I remember learning in my first year anthropology class that ancient cultures had an oral tradition of transferring wisdom from teacher to student. Instead of writing it down, they passed on the knowledge in the form of stories and songs. So it only made sense that I should try and do this with the Gita.
When I started to read the second half of the book, aloud and to myself, the story of Arjuna and Krishna seemed to come alive and make sense. The sound of the words drifted up into my ears like a beautiful song.
But I was still confused. I couldn’t write about what I was reading because I wasn’t really sure what I’d learned. There’s a lot of repetition in this story. The basic premise is that Arjuna, the warrior king, doesn’t want to fight in a war against his relatives and asks for advice from Krishna, the Divine being manifest in human form. Krishna is quite descriptive and metaphorical as he teaches his lessons to his student.

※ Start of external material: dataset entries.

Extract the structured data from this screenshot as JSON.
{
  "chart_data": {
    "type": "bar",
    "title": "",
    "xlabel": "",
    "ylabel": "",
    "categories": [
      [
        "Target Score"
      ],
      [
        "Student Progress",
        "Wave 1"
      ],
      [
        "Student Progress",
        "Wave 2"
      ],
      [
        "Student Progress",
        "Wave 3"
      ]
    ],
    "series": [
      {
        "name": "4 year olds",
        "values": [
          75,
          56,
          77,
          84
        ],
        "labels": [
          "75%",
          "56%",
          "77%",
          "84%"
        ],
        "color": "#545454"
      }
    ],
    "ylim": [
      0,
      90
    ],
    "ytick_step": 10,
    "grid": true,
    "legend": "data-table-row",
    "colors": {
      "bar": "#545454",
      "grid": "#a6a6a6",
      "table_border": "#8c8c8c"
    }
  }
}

So of course, I had to read the Gita again. Seems the second time’s the charm.
Here’s my take on some of the themes found in the Gita:
The Self will be born and then die, only to repeat this many, many times.
You have to take action in life, but you shouldn’t become attached to the results that may arise. You have to “…follow the path of selfless action.”
Meditation is a path to inner peace.
The Divine Being Krishna describes his many manifestations. The beginning and the end. The sun and the moon. The universe. The sound “Om”. Pure energy.
In Sanskrit, guna means mode, phase or virtue. Krishna gives many lessons regarding the three gunas, which are sattva (attachment to joy), rajas (attachment to action) and tamas (delusion and lethargy). Through the faithful practice of yoga, you can achieve freedom and move beyond these three gunas.
I know that scholars have spent their entire careers analyzing yoga philosophy. For me, I’m just playing around and seeing what I can interpret from my reading. It will be interesting to see where the discussion takes us when we talk about the Gita in yoga school.